Both drugs are prescribed to women whose cancerous breast cells have HER2 genes that are overactive. Approximately one in four women with breast cancer have this overactive gene, which is associated with increased cancer recurrence and worse outcomes. Lapatinib was approved earlier in March for use in women who have not responded to trastuzumab therapy.
"Trastuzumab revolutionized the treatment of HER2-positive breast cancers and represents an effective therapy for some women with one of the most aggressive forms of breast cancer," said Duke oncologist Neil Spector, M.D., first author of the paper.. "However, now we have two agents that go after the same target and both have an effect against the cancer, but one appears to have a greater potential – based on this preliminary work – for causing cardiovascular damage.
"It is important to be clear that we are reporting findings from pre-clinical experiments, so while they suggest a difference between these two agents, it would be over-interpreting the study to conclude that women taking trastuzumab should consider any treatment change," Spector said. "However, it may be important to conduct well-controlled clinical trials to answer this question."
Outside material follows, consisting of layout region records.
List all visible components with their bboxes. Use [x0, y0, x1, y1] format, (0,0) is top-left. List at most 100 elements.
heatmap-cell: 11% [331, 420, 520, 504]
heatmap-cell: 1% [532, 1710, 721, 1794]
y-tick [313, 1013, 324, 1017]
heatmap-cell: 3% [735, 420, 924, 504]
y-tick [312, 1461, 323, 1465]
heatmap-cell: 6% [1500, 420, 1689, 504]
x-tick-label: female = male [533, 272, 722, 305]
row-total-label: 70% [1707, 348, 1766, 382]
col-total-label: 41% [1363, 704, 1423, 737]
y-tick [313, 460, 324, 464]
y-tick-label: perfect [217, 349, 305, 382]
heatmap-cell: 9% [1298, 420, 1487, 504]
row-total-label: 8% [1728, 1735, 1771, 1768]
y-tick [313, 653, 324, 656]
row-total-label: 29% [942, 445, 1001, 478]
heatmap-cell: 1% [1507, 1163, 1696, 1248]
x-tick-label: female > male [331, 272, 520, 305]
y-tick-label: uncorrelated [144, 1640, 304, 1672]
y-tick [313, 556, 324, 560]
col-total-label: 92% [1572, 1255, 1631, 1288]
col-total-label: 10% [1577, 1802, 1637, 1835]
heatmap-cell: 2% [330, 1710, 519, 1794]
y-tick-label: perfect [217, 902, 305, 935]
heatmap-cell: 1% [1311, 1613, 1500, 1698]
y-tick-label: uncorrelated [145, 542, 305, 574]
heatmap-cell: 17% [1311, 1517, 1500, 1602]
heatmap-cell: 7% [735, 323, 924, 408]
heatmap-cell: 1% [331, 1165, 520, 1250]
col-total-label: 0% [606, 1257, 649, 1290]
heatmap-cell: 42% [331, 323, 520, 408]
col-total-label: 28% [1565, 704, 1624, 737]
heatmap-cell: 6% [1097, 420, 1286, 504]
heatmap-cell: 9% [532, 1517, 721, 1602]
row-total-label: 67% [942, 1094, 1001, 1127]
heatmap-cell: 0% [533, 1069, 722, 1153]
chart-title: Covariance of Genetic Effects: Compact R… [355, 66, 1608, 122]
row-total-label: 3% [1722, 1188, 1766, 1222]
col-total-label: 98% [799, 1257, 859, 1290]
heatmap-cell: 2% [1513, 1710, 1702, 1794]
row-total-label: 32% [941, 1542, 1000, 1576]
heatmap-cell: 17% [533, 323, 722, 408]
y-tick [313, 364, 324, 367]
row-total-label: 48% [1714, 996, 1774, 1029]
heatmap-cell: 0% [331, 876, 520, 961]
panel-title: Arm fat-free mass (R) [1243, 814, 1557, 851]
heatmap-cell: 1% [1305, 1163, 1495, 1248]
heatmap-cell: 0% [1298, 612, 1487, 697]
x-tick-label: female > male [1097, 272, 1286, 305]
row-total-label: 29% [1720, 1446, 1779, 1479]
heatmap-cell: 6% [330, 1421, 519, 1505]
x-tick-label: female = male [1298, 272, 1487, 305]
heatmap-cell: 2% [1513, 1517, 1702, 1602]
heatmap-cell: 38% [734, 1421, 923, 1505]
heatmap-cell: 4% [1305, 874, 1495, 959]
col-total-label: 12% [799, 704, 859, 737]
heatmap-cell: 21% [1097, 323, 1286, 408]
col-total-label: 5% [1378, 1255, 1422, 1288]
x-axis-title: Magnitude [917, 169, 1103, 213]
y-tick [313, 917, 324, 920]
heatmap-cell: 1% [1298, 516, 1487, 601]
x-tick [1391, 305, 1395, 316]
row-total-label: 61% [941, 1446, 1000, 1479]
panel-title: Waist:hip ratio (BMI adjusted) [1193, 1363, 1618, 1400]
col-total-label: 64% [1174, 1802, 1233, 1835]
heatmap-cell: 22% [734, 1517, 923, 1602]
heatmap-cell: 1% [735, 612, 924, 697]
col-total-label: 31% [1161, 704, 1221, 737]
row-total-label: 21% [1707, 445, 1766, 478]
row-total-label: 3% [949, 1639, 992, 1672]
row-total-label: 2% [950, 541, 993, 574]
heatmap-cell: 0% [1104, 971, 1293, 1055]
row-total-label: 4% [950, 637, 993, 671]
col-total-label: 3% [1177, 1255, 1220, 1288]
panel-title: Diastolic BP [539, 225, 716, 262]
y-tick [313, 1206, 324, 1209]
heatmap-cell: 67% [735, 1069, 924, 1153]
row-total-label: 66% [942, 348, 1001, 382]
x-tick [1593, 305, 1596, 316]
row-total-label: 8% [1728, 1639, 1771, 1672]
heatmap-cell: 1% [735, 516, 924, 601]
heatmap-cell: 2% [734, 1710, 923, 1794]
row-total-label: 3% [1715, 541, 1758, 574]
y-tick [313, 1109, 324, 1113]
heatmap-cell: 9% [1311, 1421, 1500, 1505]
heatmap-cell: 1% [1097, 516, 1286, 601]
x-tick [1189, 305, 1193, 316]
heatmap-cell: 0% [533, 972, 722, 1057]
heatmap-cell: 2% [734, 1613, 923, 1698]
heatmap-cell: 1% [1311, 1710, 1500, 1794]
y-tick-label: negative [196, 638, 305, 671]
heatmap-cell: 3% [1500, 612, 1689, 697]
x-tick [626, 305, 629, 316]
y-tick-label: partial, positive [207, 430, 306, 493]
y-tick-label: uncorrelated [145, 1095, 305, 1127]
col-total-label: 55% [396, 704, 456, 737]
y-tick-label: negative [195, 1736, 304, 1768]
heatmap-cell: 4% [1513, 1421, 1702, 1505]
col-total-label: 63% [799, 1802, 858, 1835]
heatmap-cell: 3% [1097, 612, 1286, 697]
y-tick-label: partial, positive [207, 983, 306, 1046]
In addition to its association with breast cancer, HER2 is also essential for the early development and later sustenance of heart muscle cells. It appears that trastuzumab's mechanism for blocking HER2 is different.
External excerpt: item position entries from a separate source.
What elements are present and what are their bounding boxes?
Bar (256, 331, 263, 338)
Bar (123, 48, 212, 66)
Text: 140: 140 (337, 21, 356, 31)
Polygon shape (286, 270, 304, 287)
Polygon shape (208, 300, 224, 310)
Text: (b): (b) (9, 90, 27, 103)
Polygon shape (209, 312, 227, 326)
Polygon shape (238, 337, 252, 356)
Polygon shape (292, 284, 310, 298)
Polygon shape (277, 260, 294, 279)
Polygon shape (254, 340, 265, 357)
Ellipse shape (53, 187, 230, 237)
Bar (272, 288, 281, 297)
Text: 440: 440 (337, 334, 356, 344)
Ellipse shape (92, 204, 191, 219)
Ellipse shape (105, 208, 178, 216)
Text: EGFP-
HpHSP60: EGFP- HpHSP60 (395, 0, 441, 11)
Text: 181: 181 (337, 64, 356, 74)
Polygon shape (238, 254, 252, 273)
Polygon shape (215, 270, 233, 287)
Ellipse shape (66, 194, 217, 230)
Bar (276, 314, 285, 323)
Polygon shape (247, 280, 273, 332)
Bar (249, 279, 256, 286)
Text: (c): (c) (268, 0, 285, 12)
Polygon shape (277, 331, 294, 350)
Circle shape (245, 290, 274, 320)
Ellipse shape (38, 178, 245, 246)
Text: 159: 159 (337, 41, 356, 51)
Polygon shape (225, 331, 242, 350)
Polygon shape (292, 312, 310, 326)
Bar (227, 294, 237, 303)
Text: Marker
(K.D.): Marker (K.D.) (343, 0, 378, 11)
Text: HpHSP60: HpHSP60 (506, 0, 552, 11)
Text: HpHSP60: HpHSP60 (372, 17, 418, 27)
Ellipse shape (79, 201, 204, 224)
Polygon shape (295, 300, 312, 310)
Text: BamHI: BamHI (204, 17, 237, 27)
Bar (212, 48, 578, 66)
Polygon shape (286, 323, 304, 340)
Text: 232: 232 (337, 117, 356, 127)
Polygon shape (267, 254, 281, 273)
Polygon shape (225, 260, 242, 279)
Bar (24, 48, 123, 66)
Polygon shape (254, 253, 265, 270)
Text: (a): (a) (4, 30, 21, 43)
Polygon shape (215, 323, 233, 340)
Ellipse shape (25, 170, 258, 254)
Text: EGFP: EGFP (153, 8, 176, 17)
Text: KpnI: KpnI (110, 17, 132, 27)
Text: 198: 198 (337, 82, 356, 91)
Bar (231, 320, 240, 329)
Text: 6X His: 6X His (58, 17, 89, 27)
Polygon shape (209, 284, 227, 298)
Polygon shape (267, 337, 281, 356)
"We found that lapatinib activates a critical pathway that protects heart cells from 'committing suicide' as a result of stress," Spector continued. "Heart muscle cells require a tremendous amount of energy to function properly and are therefore extremely sensitive to energy deprivation as a consequence of reduced oxygen or nutrient supply. In addition, heart muscle cells appear to be sensitive to the death promoting effects of inflammation.
"Our experiments in isolated human heart muscle cells indicate that lapatinib activates a pathway that protects cardiac muscle cells from the death-promoting effects of mediators of inflammation, which are activated in cancer patients, particularly those who have received chemotherapies that damage heart tissue," Spector said. "In contrast, trastuzumab does not activate this protective pathway."
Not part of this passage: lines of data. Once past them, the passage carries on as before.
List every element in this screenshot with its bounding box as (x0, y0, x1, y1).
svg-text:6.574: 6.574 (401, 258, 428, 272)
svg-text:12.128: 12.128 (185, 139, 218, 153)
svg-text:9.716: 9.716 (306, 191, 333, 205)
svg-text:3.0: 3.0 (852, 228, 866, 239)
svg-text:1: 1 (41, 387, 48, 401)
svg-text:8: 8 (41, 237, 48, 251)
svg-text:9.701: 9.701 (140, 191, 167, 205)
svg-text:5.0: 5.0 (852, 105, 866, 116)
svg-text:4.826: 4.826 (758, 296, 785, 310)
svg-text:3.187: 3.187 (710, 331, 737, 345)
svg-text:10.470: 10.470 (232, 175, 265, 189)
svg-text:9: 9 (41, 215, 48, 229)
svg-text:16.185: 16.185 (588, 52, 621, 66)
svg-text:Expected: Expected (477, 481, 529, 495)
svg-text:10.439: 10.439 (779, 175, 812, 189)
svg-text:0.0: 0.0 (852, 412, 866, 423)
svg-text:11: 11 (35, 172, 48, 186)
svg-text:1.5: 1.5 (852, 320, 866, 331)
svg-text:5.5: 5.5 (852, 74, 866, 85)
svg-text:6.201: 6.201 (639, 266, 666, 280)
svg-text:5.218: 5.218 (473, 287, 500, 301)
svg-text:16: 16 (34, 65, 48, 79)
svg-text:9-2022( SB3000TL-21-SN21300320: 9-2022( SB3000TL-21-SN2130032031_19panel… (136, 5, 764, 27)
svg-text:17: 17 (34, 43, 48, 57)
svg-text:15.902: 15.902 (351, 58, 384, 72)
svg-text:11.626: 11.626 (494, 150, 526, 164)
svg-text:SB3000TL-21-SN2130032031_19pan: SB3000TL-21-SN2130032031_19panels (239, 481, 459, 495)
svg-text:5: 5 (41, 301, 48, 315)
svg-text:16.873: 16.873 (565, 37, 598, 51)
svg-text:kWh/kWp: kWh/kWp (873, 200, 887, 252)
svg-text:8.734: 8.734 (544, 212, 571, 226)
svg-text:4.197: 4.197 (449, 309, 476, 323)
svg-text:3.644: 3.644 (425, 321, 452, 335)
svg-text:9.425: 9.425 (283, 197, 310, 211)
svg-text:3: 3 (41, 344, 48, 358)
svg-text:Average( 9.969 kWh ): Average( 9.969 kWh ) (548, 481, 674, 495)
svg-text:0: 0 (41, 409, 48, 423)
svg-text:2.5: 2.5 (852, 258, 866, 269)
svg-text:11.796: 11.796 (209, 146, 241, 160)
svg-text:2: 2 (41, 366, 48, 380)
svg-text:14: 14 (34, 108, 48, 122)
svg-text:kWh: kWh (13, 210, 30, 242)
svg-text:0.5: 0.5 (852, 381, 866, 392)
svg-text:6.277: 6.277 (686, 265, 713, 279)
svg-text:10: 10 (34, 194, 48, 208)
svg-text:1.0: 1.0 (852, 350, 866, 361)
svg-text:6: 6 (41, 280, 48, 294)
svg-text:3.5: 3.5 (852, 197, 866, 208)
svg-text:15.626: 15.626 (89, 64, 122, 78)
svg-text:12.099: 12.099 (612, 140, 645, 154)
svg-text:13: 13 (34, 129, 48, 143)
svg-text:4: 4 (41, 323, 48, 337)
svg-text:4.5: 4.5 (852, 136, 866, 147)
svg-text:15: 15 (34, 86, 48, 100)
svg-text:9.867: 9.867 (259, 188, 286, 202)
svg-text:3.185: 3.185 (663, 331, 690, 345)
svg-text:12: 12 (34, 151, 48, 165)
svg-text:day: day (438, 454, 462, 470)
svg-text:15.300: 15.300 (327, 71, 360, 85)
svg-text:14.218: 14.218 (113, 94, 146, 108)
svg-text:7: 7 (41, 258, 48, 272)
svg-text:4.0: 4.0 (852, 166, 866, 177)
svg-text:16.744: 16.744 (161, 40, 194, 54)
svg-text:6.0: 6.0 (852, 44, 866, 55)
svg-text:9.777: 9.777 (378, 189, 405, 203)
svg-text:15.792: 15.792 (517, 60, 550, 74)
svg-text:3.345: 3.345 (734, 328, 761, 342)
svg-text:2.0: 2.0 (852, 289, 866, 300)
With clinical trials currently investigating the combination of lapatinib with trastuzumab, there is a possibility that the effects of lapatinib in cardiac muscle cells might protect the heart against potential toxicity associated with trastuzumab, Spector added.
More broadly, Spector said that these findings of how lapatinib bestows cardiovascular protection during times of stress – whether from chemotherapy or heart muscle cells deprived of oxygen during a heart attack -- could be used in other situations.
"Using this system, we could theoretically screen drugs that are in the development phase to see what their effects may be on heart muscle cells," Spector said. "We may be able to select the drug candidates that have the fewest cardiovascular side effects and theoretically would be safer for patients. This way, we could find out about some of these potential problems long before the drugs even make it to market."
Additionally, Spector said there is the potential for the development of similar drugs that can be used as protective agents in situations where the heart is stressed for periods of time, such as during heart attacks, coronary artery bypass surgery or angioplasty. Such a drug could even be used to preserve cardiac function in hearts being harvested for transplant, he said.
The study was supported in part by the Duke Comprehensive Cancer Center.
Other members of the team were Wenle Xia, Duke; Yosef Yarden and Rony Seger, Weizman Institute, Rehovot, Israel; Bradley Smith, Cell Signaling Technologies, Beverly, Mass.; and Ljuba Lyass, Patricia Trusk, Karen Pry, Jason Hill and Sarah Bacus, Targeted Molecular Diagnostics, Westmont, Ill.